Why would Apple feel the need to change a thing? To get into the classroom? It’s already doing that with the iPad range. Just a few weeks ago, Apple announced a new education project to get students drawing and painting using iPads, and it regularly partners with schools to outfit classrooms with its tablets. If Apple is desperate to compete with Chromebooks, it certainly doesn’t look that way.

It’s just not Apple

A person typing on a MacBook Pro while sat on a wooden bench.
Bram Naus / Unsplash

I’ll play devil’s advocate for a moment. Let’s assume that Apple is deeply concerned about its education efforts and wants to find a way to kick Chromebooks off their low-priced pedestal. It would still face a major hurdle, even if this was the case: a mega-cheap MacBook feels about as far away from Apple’s ethos as possible. It just doesn’t pass the sniff test.

The reason is clear to anyone who’s ever gone into an Apple Store or held one of the company’s products. Apple is a premium brand, and its products are purposely pricey, desirable, and well-made. The company wants people to covet its devices. Releasing a cut-price laptop that looks like a forgotten holdover from a dreary going out of business sale runs directly counter to that.
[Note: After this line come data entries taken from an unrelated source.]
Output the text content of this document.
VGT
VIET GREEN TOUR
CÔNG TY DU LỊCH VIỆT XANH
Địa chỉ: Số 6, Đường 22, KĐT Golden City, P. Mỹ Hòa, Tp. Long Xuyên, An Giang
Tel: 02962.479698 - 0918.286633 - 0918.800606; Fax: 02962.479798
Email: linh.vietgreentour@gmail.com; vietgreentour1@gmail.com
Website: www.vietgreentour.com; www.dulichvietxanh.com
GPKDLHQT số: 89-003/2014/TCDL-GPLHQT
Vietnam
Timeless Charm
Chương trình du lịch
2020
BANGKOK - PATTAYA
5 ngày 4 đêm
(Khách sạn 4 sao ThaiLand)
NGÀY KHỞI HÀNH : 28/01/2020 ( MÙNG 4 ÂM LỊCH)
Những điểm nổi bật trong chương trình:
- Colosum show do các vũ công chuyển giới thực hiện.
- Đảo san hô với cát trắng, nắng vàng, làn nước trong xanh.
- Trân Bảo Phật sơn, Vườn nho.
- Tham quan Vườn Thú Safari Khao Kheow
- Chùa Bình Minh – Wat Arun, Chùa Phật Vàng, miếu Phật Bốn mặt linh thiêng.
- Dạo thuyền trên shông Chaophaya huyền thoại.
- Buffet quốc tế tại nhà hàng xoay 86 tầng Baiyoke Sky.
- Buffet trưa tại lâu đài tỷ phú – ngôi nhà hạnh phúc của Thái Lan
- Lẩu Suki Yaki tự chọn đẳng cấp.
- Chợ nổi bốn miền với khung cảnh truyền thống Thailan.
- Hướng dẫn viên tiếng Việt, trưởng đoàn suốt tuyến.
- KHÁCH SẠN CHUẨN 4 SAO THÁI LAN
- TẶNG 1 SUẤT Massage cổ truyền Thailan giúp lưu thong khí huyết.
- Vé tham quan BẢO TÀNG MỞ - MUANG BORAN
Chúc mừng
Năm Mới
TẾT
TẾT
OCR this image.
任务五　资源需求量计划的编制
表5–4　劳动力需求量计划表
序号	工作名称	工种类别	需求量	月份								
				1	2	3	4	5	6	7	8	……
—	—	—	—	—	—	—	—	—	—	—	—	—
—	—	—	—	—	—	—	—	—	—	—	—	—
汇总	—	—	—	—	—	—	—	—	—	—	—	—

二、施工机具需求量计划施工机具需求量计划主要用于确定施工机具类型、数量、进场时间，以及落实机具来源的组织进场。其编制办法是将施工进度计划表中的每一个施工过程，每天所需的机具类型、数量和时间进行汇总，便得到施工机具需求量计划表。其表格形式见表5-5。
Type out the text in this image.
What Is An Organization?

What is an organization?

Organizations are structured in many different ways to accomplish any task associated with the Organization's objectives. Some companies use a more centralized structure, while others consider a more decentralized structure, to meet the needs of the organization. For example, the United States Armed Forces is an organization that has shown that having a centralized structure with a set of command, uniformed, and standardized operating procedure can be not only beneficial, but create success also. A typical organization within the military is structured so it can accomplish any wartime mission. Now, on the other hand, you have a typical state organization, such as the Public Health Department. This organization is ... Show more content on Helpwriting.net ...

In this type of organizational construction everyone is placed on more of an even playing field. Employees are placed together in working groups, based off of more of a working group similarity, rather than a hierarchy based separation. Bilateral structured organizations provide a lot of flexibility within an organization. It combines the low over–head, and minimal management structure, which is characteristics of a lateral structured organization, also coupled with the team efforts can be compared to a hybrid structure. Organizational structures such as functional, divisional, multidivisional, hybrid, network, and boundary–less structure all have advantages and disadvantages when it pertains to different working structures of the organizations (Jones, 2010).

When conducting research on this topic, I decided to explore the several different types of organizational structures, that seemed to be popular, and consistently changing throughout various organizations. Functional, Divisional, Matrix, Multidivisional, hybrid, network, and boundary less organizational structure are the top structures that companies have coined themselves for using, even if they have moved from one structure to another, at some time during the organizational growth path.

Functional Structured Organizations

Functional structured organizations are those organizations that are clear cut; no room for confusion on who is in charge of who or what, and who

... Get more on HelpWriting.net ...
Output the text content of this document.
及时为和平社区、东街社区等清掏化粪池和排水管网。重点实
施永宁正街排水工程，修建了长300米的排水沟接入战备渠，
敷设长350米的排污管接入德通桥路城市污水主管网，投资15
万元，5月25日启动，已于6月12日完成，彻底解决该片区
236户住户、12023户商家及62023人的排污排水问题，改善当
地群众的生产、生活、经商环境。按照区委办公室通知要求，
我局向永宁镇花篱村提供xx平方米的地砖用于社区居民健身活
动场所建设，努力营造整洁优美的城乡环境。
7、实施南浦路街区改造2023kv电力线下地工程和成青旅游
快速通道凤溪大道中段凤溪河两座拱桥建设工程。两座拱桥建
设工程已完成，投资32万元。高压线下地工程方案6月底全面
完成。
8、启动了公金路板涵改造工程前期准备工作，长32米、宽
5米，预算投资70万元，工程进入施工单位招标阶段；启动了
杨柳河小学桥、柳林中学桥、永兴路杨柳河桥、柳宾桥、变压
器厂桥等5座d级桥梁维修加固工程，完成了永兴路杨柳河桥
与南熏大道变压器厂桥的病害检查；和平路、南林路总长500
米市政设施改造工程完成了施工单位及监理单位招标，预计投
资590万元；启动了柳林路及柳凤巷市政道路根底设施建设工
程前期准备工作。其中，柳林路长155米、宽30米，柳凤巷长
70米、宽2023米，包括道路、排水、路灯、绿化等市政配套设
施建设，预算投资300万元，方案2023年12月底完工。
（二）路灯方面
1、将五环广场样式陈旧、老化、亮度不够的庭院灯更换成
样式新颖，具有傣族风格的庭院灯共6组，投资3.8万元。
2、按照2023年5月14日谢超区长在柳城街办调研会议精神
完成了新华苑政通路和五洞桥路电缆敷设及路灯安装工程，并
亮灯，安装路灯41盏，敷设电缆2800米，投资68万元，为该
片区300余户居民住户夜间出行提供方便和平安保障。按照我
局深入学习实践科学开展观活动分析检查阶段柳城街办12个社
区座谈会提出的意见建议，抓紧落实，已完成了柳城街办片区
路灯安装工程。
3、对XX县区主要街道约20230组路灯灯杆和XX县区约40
Apple has spent many years working on this brand image, and it’s not about to throw all that away to compete with a device that CEO Tim Cook in all likelihood doesn’t care about. A MacBook that only costs a couple hundred dollars would destroy all that hard work for very little benefit.

As Apple pundit John Gruber pointed out just yesterday, Apple’s strategy is simple: “Don’t prioritize being first or being cheapest. Prioritize being the best.” Whether or not Apple always succeeds in making the best laptops can be debated, but the intention is clear. Tossing out a cheap laptop it doesn’t need to make is not the way to be best, and it never will be.

With that in mind, treat this rumor with a large helping of skepticism. Given what we know about Apple, it just makes too little sense.